À l’occasion de l’hommage rendu à la truffe noire, Maison Albar - L’Imperator et son chef multiplement étoilé, Pierre Gagnaire, présentaient un travail autour du diamant noir à travers deux dîners exclusifs proposés aux clients à L’Impé et au Duende.

Attaché à la région et à ses produits qu'il sublime dans ses plats, Pierre Gagnaire, l'un des visages les plus emblématiques de la gastronomie française, est le chef d'orchestre des trois lieux de restauration de l'Imperator et signe de son talent leurs cartes.

Alexandre Brusquet (chef pâtissier), Pierre Gagnaire, Kévin Kowal et Davide Dalle (Photo Anthony Maurin)
Alexandre Brusquet (chef pâtissier), Pierre Gagnaire, Kévin Kowal et Davide Dalle (Photo Anthony Maurin)

Il vous transporte dans son univers pour une expérience culinaire unique : une cuisine maîtrisée avec talent, pratiquée avec passion et sincérité. Il s'accompagne de Kévin Kowal, chef exécutif des cuisines de la Maison, qui poursuit le travail de proximité avec les producteurs et artisans locaux initié par L'Imperator.

À la brasserie L’Impé, Pierre Gagnaire et le chef Kévin Kowal ont imaginé un dîner exclusif pour célébrer ce produit d’exception à 105 euros par personne (hors boissons).

À l’apéritif ? Tartare de bœuf Richerenches, crème tonnato, tartelette de couteaux, pâté en croûte de ris de veau truffé, salade de mâche Demi-Deuil, daube de poulpe et fine escalope de muge du Grau-du-Roi, macreuse de bœuf Wagyu Périgueux, meringua tarta truffée et, pour finir, sorbet et marmelade d’agrumes, gelée de Muscat de Beaumes-de-Venise.

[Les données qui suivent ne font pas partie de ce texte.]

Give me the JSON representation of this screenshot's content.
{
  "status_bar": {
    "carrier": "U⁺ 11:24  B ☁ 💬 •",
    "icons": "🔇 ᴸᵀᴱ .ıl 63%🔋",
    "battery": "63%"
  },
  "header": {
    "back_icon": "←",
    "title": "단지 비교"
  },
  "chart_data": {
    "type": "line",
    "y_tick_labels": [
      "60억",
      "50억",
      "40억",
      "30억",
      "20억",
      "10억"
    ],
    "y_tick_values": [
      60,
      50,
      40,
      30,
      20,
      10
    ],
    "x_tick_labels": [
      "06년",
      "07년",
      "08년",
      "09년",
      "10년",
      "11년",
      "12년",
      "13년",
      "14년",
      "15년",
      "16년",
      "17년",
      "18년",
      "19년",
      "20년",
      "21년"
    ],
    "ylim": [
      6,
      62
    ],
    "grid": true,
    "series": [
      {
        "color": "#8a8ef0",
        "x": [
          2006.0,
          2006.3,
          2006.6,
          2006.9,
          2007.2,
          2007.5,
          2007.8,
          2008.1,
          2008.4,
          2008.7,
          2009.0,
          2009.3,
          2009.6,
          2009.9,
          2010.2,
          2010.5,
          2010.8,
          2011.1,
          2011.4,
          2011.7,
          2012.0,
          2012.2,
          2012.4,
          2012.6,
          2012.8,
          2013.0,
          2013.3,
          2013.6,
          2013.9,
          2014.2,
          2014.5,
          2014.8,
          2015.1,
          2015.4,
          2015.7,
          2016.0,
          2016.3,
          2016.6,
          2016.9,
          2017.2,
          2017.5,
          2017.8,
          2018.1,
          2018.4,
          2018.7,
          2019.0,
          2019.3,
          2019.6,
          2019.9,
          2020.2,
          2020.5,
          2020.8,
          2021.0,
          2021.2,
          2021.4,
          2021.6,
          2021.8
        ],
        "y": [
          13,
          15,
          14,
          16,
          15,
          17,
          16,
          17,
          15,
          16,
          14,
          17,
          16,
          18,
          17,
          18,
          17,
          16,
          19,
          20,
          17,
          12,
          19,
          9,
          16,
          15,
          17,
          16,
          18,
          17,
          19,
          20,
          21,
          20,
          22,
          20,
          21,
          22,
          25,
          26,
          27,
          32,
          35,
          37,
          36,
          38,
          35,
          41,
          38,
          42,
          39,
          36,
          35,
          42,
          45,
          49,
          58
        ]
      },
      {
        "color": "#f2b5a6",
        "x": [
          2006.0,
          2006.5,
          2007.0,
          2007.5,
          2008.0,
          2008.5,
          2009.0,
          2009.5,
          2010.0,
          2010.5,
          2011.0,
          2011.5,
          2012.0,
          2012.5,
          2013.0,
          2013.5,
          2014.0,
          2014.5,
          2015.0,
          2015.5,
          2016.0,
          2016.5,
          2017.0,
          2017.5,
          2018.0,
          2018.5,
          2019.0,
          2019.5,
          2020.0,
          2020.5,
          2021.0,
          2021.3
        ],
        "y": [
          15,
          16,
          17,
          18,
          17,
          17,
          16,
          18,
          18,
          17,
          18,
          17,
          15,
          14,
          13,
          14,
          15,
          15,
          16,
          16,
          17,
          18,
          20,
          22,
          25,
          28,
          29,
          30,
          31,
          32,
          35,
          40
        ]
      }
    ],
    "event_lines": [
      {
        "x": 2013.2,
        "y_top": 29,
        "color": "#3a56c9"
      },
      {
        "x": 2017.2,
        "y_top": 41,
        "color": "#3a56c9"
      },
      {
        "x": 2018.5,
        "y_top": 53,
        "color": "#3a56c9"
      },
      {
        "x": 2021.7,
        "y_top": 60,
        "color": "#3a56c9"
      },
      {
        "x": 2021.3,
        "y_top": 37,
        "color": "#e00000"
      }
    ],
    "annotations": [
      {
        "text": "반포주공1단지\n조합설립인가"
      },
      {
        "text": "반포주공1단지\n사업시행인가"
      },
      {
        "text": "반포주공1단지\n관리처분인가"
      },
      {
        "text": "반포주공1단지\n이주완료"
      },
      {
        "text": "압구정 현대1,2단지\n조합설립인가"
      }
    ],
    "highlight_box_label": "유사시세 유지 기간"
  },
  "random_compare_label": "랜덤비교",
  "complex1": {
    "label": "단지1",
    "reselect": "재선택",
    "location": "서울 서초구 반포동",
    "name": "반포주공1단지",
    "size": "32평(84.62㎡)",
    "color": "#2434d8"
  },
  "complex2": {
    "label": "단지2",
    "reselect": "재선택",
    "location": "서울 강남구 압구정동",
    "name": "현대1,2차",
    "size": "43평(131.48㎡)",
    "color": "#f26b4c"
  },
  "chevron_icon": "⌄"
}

Avec plus de 40 ans d’authenticité, de créativité et d’engagement, l’emblématique chef Pierre Gagnaire, reconnu pour son admirable inventivité et la précieuse esthétique de ses mets, vous invite, au Duende, à un moment de partage autour du goût et d’une vision : celle des produits de qualité sublimés avec justesse et tendresse vous emportant dans un univers sensoriel aux saveurs infinies.

Dans la tradition hispanique, le Duende est un instant suspendu énigmatique et indéfinissable, provoquant un résultat d’enchantement et de perfection irréelle. C’est pour rendre hommage à cet héritage ibérique que Pierre Gagnaire vous invite à un voyage culinaire envoûtant et hors du temps. Dans chaque assiette est insufflé avec grâce et harmonie un supplément d’âme. La carte soignée du Duende vous emporte dans un tourbillon de saveurs et de sensations dirigé par un savoir-faire français unique.

Ce restaurant, doté de deux belles et brillantes étoiles au Guide Michelin, offrait également un menu dédié à la truffe, imaginé par Pierre Gagnaire et le chef Davide Dalle pour un dîner à 280 euros par personne (hors boissons). « La truffe, c’est un peu comme la tauromachie, on ne sait jamais comment ça se passe ! C’est mystérieux ! », relève Pierre Gagnaire.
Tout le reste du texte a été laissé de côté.